The film carries a lesbian subtext through several themes. The first one encountered is that of duality
. Violet and Corky share the elevator, but on opposite sides. Corky is alone, and Violet has her man. This division is again seen when Violet first visits Corky in room 1003. Violet drinks coffee with cream, and Corky prefers hers black. The wallpaper in the background has two boxes, and each woman is framed in separate ones. Violet, however, moves closer to Corky until they share the same box. At the film's conclusion, the division is completely erased when Corky asks what the difference between them is, and the answer is clearly "none."
While the word "heat" is often used to describe heterosexual love scenes in movies, this film evokes something quite different - wetness. This theme, coupled with the focus on hands, appropriately enough describes aspects of lesbian love. The scene where Corky loosens the pipe under the sink is literally dripping, as much as Violet desires Corky enough to later seduce her. Violet's speech to Corky about liking people who work with their hands is another example. There are numerous shots of Corky and Violet's hands together, which evoke's the film's title, as they are bound together both by love and the trouble they get into.

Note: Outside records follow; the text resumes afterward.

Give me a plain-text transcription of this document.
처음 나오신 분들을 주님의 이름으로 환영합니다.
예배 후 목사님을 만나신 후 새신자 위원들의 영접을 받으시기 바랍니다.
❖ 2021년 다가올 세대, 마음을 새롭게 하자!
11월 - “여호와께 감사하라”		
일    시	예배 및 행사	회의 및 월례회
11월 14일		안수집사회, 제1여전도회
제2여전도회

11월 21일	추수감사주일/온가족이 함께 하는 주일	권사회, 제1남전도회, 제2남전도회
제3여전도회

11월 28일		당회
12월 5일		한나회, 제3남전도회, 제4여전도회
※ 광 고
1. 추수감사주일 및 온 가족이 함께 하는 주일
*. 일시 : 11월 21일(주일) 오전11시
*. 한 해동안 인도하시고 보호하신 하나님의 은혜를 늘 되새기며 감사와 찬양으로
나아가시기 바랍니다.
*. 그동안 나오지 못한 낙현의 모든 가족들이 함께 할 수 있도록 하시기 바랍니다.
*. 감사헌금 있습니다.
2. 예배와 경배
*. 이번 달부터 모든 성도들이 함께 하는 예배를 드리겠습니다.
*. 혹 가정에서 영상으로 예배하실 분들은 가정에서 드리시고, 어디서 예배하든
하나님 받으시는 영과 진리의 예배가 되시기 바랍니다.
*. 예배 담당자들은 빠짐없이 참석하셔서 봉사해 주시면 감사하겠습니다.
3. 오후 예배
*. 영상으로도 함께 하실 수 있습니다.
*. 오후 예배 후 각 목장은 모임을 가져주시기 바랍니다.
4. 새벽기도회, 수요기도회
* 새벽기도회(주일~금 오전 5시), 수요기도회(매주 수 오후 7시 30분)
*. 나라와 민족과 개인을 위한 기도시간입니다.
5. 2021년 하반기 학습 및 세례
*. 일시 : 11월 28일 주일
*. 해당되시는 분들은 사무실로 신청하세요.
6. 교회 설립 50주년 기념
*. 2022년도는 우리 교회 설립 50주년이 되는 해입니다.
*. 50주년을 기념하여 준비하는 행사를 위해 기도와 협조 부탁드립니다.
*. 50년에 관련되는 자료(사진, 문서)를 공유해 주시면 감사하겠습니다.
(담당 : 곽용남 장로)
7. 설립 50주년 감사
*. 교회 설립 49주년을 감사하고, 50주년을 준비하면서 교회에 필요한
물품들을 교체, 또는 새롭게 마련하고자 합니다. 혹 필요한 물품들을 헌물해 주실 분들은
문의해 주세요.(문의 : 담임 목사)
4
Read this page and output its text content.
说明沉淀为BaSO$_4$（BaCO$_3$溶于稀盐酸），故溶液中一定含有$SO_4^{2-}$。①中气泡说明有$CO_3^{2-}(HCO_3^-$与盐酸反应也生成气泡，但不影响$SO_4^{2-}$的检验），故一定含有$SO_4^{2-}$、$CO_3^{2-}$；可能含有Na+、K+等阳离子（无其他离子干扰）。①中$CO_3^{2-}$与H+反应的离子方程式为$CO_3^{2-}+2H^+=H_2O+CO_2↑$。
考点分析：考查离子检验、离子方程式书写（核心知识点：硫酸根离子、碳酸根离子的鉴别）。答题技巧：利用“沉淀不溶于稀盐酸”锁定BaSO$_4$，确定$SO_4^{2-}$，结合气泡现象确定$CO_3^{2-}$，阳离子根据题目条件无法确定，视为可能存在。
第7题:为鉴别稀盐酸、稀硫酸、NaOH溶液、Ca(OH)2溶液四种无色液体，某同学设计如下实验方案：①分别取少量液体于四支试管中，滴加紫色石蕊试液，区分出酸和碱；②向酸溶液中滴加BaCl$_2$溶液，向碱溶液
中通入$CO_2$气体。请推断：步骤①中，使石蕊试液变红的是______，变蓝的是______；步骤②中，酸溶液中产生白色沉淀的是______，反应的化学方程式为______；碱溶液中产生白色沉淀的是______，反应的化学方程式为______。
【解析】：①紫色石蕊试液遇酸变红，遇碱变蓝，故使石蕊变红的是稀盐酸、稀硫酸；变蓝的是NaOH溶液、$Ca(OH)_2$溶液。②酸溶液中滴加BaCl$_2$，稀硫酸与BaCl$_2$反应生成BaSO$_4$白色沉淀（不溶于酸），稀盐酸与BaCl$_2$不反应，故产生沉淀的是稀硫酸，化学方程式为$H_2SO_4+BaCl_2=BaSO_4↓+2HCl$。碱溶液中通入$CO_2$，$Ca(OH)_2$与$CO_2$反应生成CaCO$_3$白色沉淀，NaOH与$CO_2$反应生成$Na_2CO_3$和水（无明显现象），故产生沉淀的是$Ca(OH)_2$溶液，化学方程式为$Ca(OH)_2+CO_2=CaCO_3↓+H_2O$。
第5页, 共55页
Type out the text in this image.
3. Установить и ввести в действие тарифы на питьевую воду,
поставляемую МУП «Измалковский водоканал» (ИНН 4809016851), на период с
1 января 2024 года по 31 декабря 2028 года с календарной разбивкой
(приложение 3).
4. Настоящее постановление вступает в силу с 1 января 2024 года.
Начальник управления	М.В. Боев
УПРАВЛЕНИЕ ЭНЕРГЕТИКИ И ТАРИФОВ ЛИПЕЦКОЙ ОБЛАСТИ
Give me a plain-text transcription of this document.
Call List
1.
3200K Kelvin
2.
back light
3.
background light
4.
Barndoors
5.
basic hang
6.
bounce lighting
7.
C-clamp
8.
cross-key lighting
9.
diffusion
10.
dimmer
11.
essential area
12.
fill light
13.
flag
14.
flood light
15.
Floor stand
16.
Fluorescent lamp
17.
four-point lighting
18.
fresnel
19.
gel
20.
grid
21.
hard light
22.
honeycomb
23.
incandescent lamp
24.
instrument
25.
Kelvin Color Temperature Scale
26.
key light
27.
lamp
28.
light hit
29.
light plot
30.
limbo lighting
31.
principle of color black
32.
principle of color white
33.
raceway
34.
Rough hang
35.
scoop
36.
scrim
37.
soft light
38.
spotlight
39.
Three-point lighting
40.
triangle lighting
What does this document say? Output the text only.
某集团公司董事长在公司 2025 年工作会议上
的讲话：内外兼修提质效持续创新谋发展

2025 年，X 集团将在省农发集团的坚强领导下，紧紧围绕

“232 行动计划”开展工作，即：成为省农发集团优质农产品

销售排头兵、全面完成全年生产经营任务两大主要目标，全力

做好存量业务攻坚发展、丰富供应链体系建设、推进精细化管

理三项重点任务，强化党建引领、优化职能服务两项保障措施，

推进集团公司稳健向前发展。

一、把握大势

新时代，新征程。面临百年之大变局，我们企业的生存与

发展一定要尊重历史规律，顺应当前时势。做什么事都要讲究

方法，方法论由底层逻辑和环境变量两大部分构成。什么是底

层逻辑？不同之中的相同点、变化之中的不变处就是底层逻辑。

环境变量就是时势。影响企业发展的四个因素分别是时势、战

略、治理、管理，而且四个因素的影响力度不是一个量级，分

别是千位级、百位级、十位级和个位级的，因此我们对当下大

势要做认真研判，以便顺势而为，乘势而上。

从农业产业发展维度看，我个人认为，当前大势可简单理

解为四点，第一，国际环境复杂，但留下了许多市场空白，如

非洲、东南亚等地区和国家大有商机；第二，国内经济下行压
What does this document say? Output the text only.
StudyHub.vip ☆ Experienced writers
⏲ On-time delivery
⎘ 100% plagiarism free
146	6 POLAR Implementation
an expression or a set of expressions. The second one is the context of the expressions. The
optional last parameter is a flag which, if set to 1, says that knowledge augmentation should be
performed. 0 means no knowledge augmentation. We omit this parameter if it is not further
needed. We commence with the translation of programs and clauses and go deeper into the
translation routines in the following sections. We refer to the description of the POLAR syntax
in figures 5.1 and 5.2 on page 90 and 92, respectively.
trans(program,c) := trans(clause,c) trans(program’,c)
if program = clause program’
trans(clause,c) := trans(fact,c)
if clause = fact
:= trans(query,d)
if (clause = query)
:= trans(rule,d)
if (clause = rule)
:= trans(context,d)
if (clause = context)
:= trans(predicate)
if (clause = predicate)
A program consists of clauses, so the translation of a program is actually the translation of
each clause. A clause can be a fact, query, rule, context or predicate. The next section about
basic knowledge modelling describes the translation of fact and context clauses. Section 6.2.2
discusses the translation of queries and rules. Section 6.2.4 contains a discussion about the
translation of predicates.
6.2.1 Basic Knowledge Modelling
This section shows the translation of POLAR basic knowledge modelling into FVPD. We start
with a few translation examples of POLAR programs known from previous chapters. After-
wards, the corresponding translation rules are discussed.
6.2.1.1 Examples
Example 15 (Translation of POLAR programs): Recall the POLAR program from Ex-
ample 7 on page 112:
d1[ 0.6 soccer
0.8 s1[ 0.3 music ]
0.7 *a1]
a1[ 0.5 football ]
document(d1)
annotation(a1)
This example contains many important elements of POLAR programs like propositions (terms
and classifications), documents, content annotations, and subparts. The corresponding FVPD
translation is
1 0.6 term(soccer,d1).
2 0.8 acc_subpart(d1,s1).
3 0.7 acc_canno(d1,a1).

Prescribed gender roles are at times reinforced and sometimes reversed. The scene where Caesar is literally money laundering, washing and ironing the bills, flips expectations. His rearrangement of the furniture later on, however, is purely "man's work," as Violet merely looks on. Violet changes appearances depending on who she is with; she wears skirts when other people are around, but alone with Corky she wears jeans (the coffee scene in room 1003).
The main theme, however, is that of being "bound." This runs throughout the whole movie, as it is mostly constrained to the two apartments. It creates a claustrophobic atmosphere that is further reinforced by the camerawork. This is mostly noticable in the Gino murder scene, where there is no wide shot of the room, and everyone in the room is never shown together. The love scene starts with an encompassing view that rotates around and zooms in to two bodies joined together. Another beautiful piece of cinematography involves the telephone line tracing, from Violet to Corky. This is seen again when Violet touches the wall, and we shift to the other side and see that Violet is touching the same place without even knowing it. Ultimately the film is about how intimately bound Corky and Violet are.